George H.W. Bush lost in 1992 because he failed to fill that gap with his perception of the economy. He failed to convey to voters that he knew or cared about the lack of jobs. They saw him as more interested in foreign wars than in domestic distress—a point that Clinton made, but that was also hammered home by primary opponent Pat Buchanan and by independent candidate and erstwhile Republican Ross Perot. It was, above all, a political failure on Bush’s part to convince voters that he was doing something about the economy, and that what he had already done was responsible for the drop in unemployment and increase in growth.

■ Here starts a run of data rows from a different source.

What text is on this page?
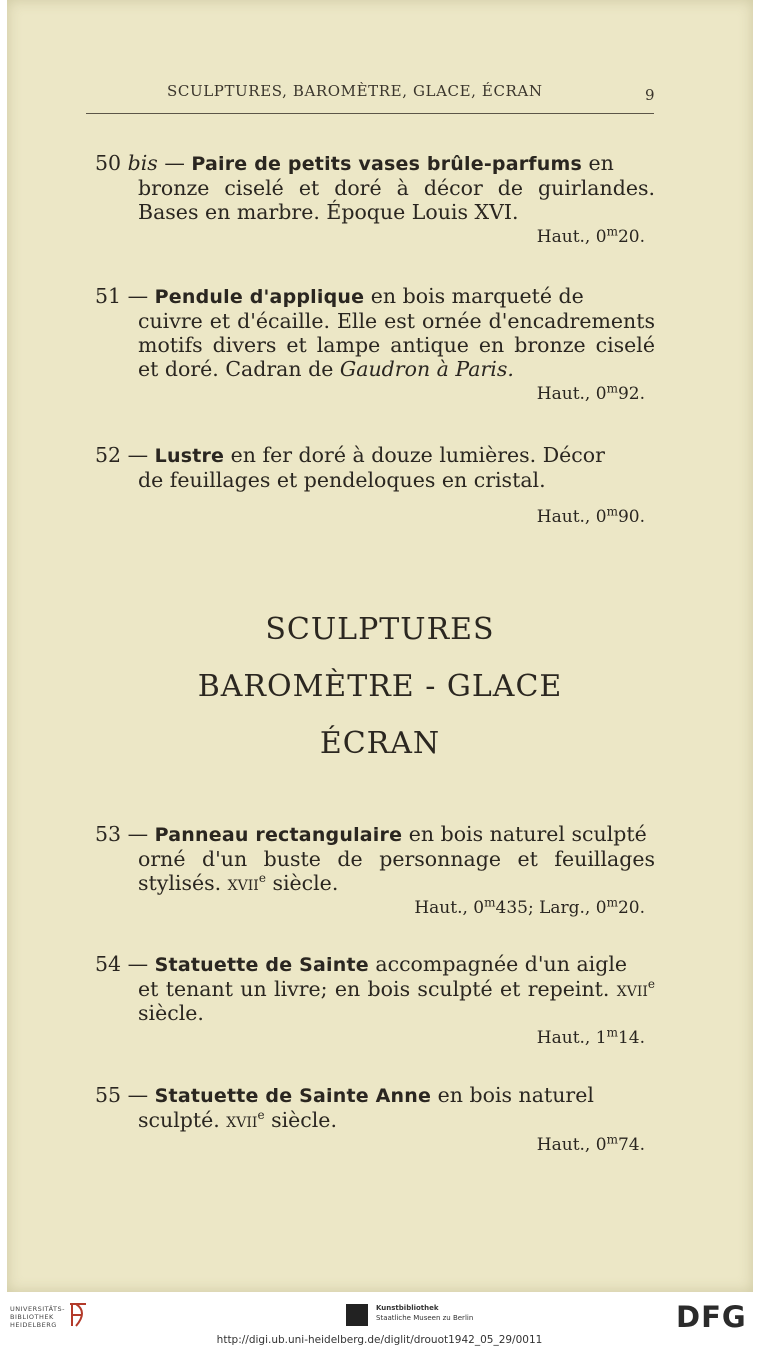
SCULPTURES, BAROMÈTRE, GLACE, ÉCRAN	9

50 bis — Paire de petits vases brûle-parfums en

bronze ciselé et doré à décor de guirlandes. Bases en marbre. Époque Louis XVI.

Haut., 0$^m$20.

51 — Pendule d'applique en bois marqueté de

cuivre et d'écaille. Elle est ornée d'encadrements motifs divers et lampe antique en bronze ciselé et doré. Cadran de Gaudron à Paris.

Haut., 0$^m$92.

52 — Lustre en fer doré à douze lumières. Décor

de feuillages et pendeloques en cristal.

Haut., 0$^m$90.
SCULPTURES
BAROMÈTRE - GLACE
ÉCRAN

53 — Panneau rectangulaire en bois naturel sculpté

orné d'un buste de personnage et feuillages stylisés. xvii$^e$ siècle.

Haut., 0$^m$435; Larg., 0$^m$20.

54 — Statuette de Sainte accompagnée d'un aigle

et tenant un livre; en bois sculpté et repeint. xvii$^e$ siècle.

Haut., 1$^m$14.

55 — Statuette de Sainte Anne en bois naturel

sculpté. xvii$^e$ siècle.

Haut., 0$^m$74.
UNIVERSITÄTS-
BIBLIOTHEK
HEIDELBERG
Kunstbibliothek
Staatliche Museen zu Berlin	DFG
http://digi.ub.uni-heidelberg.de/diglit/drouot1942_05_29/0011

Obama is not exactly a triangulator or a split-the-difference centrist. He is something of a trimmer -- or, more precisely, a hedger in something akin to the financial sense of the term "hedge." That is, he blends hedging strategies into his chosen path, which inevitably slow its progress but are designed to maximize long-term gain. Hence his Afghan surge with timeline and hard cap on troop numbers; his Libyan intervention swiftly handed off to NATO; his by-liberal-standards small and tax-cut-heavy stimulus; his cost-control-laden ACA -- and even his macro decision to pursue healthcare reform when jobs were the most immediate pressing concern. Some or all of these policies may prove too intricate or cross-directional to reach desired ends. It is frankly too early to judge how well any of them will work, or even the terms on which they will work -- for example, the Karzai government could be judged a total failure by any impartial standard, but the U.S. might still extricate itself from Afghanistan without a total meltdown to civil war or Taliban takeover. But the long term -- to whatever extent possible in the mad contingent crush of decisions facing any president -- is Obama's default focus.
* This is generally described as a 2% payroll tax cut. That's 2% out of the 6.2% that individuals normally pay. Wouldn't it behoove Democrats to stress that they're cutting people's payroll taxes by a third?